Are there any special rules or regulations regarding tobacco product excise taxes in my state?

No municipality will collect or charge any special tax on cigarettes. While excise taxes on tobacco increase prices and reduce consumption, the tobacco industry may transfer the tax to more expensive products and offer coupons and price discounts to ensure that lower-priced products remain available. Six states (Arizona, Kentucky, Maine, Pennsylvania, Texas and Vermont): Guam, the Marshall Islands and Palau impose taxes per ounce. The persistence of lower-priced products, disproportionately purchased by low-income smokers, in jurisdictions with high excise taxes is an Achilles' heel of tobacco tax policy.

However, the increase in excise taxes creates new sources of income that can be used to increase staffing and expand tax administration systems. After a tax increase, many tobacco users reduce their consumption; a study conducted after a tax increase in Australia revealed that 47.5% of smokers reduced or tried to quit smoking. We propose that increasing excise taxes will be more effective in reducing the persistence of lower-priced products and income disparities between smokers when taxes are designed to frequently and substantially increase prices for all products and are combined with (a) laws on minimum prices and (b) prohibitions on coupons, discounts and other promotions. The transfer of differential taxes between premium brands and discount brands is another way in which the tobacco industry offsets the impact of the increase in excise taxes.

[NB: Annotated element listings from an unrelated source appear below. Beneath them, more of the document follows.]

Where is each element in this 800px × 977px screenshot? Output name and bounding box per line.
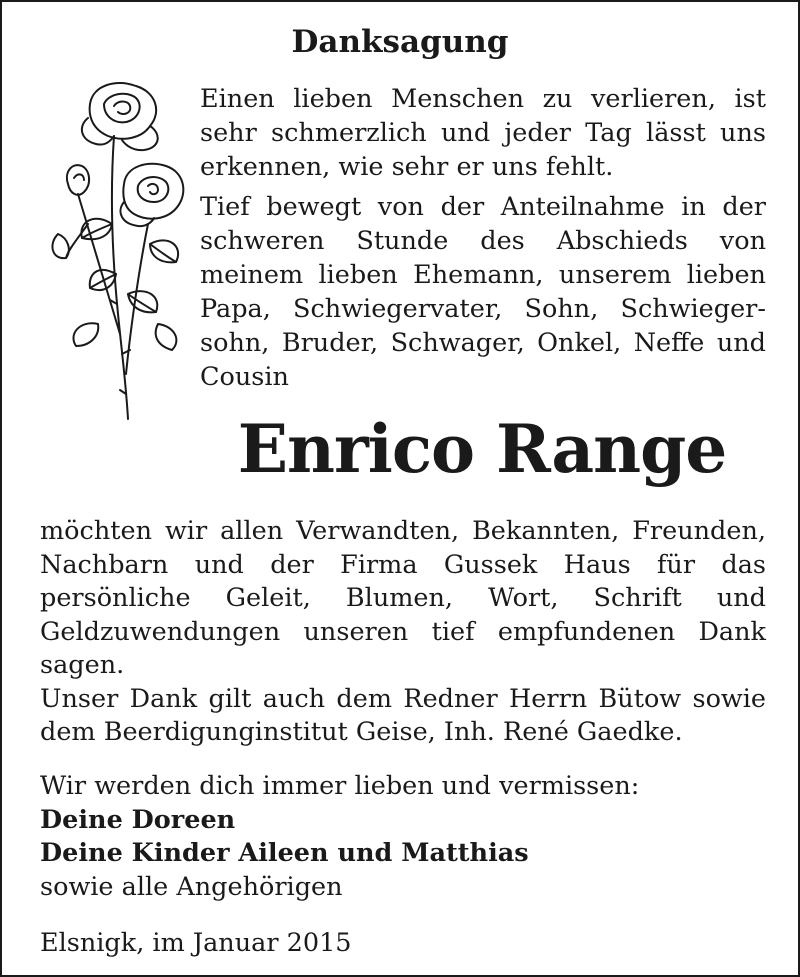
- signature: Deine Doreen: [40, 804, 236, 835]
- closing-block: [40, 770, 766, 904]
- closing-line: sowie alle Angehörigen: [40, 871, 343, 902]
- rose-illustration: [38, 74, 198, 424]
- intro-paragraph: Tief bewegt von der Anteilnahme in der schweren Stunde des Abschieds von meinem lieben Ehemann, unserem lieben Papa, Schwiegervater, Sohn, Schwieger-sohn, Bruder, Schwager, Onkel, Neffe und Cousin: [200, 192, 766, 392]
- body-paragraph: möchten wir allen Verwandten, Bekannten, Freunden, Nachbarn und der Firma Gussek Haus für das persönliche Geleit, Blumen, Wort, Schrift und Geldzuwendungen unseren tief empfundenen Dank sagen.: [40, 516, 766, 680]
- deceased-name: Enrico Range: [237, 410, 727, 488]
- intro-text: [200, 82, 766, 400]
- body-paragraph: Unser Dank gilt auch dem Redner Herrn Bütow sowie dem Beerdigunginstitut Geise, Inh. René Gaedke.: [40, 683, 766, 747]
- signature: Deine Kinder Aileen und Matthias: [40, 838, 529, 868]
- closing-line: Wir werden dich immer lieben und vermissen:: [40, 771, 640, 801]
- heading: Danksagung: [291, 24, 509, 60]
- place-date: Elsnigk, im Januar 2015: [40, 928, 352, 958]
- body-text: [40, 515, 766, 750]
- intro-paragraph: Einen lieben Menschen zu verlieren, ist sehr schmerzlich und jeder Tag lässt uns erkennen, wie sehr er uns fehlt.: [200, 84, 766, 182]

In the STATE System, excise taxes on tobacco products are included for combustible and fireproof (smokeless) tobacco. They can easily offset the impact of excise taxes by using price reduction strategies and varying the transfer of taxes depending on price segments. Twenty-one states and Puerto Rico have defined special taxes on certain types of non-combustible tobacco, such as chewing tobacco and dry and wet tobacco. While excise taxes on cigarettes are arguably the best and most commonly used policy to increase cigarette prices, taxes are only one component of retail cigarette prices.

They can also use counterfeit tobacco that is manufactured or imported into the United States without any tax payments to sell it at a reduced price to consumers. There are five types of products within the non-combustible tobacco category, and states can tax all products equally under a broad definition or separately, citing specific product types.